One of the books I’m reading at the moment is Kristin Kobes Du Mez’s A New Gospel for Women: Katherine Bushnell and the Challenge of Christian Feminism.
Professor of History and Gender at Calvin College, Dr. Du Mez wrote this book before her latest Jesus and John Wayne: How White Evangelicals Corrupted a Faith and Fractured a Nation (which I’ve also read).
Although these two books may seem to address very different subjects, they are profoundly related.
It actually makes perfect sense that a book about the long-lost Dr. Katherine Bushnell and her groundbreaking work as an activist, medical doctor, and biblical scholar on behalf of women’s rights would lead Du Mez to write her next book about patriarchy and John Wayne.
In the U.S. and globally, Bushnell encountered the brutal oppression and sexual abuse of women and girls. According to Bushnell, far too often the men who perpetrated these crimes—even Christian men—“often did so with impunity, continuing to be revered in their communities as respectable Christian gentlemen.”(Sound familiar?) It launched her quest to probe more deeply into the Bible’s message for women. Questions she was asking inevitably raised the subject of patriarchy, which is the topic Du Mez tackles in Jesus and John Wayne. Both books are important, eye-opening, and profoundly relevant for American Christians at this particular moment in time. Do we wrestle enough with how our Christianity transforms how we think and live and treat other image bearers? Does it set us apart or do we just blend in? How truly do we embody the example and teachings of Jesus?

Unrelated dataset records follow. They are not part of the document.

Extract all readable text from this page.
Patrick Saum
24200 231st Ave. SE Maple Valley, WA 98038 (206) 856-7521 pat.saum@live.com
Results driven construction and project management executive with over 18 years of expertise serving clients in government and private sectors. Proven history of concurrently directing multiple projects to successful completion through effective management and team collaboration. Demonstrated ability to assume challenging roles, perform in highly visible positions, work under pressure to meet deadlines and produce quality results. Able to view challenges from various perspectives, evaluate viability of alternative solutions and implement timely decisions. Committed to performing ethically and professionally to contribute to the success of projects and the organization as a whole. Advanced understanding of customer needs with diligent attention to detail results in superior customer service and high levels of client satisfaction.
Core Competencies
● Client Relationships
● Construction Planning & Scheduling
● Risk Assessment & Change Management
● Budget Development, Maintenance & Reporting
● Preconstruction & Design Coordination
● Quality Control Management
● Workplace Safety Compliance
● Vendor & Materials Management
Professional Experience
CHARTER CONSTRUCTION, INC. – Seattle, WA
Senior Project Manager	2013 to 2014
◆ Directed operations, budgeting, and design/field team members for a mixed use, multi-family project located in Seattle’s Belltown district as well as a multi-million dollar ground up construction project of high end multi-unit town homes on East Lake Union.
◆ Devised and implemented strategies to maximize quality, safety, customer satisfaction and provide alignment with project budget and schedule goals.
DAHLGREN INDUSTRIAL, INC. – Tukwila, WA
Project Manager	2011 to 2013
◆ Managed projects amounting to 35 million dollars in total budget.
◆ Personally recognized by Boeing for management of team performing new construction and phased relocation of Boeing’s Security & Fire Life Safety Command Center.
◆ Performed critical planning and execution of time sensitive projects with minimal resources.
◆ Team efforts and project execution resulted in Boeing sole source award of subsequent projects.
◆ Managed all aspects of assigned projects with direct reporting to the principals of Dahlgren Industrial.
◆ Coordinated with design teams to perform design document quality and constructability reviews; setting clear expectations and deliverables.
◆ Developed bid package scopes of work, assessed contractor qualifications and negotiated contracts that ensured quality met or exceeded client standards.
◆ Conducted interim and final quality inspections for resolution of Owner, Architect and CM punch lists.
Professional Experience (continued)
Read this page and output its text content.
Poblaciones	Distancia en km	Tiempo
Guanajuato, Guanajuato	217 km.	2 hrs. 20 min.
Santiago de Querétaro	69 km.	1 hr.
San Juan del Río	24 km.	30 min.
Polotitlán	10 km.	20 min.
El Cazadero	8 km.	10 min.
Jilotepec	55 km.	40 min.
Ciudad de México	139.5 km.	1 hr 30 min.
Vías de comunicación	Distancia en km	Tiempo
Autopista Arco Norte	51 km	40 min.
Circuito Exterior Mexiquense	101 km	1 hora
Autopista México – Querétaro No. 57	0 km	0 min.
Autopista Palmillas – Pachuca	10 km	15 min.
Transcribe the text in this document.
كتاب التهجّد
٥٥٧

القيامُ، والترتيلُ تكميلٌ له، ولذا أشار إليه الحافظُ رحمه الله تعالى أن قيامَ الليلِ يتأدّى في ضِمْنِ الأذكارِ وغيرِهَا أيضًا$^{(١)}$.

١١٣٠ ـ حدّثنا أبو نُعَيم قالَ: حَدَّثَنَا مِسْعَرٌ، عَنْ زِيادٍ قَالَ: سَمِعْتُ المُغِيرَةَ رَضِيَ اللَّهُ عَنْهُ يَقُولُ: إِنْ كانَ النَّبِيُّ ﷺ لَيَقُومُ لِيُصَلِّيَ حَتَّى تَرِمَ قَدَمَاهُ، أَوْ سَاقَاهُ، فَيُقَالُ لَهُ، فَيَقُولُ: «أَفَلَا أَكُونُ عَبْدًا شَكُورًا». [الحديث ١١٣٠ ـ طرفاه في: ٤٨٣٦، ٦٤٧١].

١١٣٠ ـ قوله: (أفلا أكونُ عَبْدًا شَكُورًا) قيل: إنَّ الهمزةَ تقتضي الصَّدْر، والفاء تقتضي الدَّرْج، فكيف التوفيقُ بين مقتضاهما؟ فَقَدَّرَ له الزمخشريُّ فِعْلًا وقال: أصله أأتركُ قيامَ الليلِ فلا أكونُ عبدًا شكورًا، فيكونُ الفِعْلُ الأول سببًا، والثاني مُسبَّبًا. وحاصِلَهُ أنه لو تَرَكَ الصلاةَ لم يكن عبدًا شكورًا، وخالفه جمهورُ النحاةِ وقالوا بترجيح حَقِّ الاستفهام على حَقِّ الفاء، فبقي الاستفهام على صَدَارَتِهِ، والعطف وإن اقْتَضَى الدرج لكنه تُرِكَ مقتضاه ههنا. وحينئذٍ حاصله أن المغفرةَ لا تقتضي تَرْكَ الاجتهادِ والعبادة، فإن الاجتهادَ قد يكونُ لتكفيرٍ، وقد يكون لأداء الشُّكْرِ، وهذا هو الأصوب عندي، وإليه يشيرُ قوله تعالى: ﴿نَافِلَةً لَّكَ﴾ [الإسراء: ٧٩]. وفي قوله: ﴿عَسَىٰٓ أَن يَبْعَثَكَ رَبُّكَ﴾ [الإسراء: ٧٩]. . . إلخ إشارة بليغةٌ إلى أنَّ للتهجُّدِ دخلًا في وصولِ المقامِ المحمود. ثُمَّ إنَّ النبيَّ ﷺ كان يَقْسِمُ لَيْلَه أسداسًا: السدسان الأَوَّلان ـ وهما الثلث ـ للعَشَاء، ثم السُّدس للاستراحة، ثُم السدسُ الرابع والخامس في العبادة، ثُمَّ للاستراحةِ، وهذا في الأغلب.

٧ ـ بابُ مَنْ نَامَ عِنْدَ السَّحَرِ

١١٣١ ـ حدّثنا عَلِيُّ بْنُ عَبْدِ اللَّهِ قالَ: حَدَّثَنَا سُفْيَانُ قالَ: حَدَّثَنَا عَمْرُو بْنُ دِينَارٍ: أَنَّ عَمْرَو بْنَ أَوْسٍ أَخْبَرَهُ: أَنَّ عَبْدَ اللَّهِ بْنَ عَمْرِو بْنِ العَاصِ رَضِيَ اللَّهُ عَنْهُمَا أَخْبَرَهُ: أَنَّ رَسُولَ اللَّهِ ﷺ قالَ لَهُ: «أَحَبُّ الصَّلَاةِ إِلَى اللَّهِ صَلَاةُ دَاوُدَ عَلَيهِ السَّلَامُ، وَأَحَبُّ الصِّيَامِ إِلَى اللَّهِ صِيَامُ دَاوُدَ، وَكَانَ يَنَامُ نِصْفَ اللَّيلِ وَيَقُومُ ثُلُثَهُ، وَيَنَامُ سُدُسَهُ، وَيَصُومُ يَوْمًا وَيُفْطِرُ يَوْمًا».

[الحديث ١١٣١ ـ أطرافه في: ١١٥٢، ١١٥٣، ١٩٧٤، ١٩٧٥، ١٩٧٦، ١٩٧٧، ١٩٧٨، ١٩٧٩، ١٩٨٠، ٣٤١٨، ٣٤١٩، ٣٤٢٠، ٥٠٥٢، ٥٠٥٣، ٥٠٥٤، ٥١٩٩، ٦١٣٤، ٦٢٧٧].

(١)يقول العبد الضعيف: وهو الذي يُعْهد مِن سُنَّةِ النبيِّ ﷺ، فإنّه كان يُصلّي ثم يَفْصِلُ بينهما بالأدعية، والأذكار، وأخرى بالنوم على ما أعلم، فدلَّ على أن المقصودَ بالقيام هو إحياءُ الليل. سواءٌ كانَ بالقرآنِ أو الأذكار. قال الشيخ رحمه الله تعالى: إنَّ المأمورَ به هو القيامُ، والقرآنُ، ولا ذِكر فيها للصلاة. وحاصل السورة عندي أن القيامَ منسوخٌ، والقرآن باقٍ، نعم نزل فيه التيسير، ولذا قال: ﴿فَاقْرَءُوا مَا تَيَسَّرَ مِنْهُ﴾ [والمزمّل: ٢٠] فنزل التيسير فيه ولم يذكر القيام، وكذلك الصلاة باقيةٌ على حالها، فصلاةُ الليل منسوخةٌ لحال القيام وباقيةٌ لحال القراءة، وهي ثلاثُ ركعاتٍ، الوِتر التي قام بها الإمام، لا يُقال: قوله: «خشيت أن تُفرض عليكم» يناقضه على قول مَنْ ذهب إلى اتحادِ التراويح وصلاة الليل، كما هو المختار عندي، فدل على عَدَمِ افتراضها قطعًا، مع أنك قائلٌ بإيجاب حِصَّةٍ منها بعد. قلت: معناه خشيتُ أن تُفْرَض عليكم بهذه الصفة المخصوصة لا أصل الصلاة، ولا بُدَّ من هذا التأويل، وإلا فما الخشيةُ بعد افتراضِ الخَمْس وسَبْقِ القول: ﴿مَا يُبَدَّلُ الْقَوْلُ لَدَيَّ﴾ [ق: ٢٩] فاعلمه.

Readers should read both books!
Don’t let the word “feminism” (“patriarchy” either, for that matter) put you off. Feminism isn’t a four-letter word. It’s time we had a long-overdue thoughtful conversation on the subject, especially given the fact that Christian women staunchly committed to Scripture were pioneers of feminism. Du Mez will doubtless surprise many readers as she delves into the Christian roots of that movement.
So be brave, buckle up, and read both!
I had only gotten to Chapter 2 of Bushnell’s story when the quote below stopped me in my tracks. That’s where Du Mez is interacting with well-known missiologist Professor Andrew Finlay Walls‘ book, The Missionary Movement in Christian History. She’s drawing specifically from his chapter titled “Gospel as Prisoner and Liberator” when she writes:
Drawing on Christian history and theology, Dr. Walls explains that within the Christian gospel itself reside opposing tendencies: an “indigenizing principle” and a “pilgrim principle.” The gospel is always incarnated, Walls argues, received in a particular time and place and “indigenized” in particular cultural settings. Yet at the same time, the gospel has a transformative element; followers of Christ are meant to be transformed, set apart from the culture in which they live.
Then comes this quote from Professor Walls that I’ll be thinking about long after I finish the book:
“Along with the indigenizing principle which makes his faith a place to feel at home, . . . the Christian inherits the pilgrim principle, which whispers to him that he has no abiding city and warns him that to be faithful to Christ will put him out of step with his society; for that society never existed, in East or West, ancient time or modern, which could absorb the word of Christ painlessly into its system.”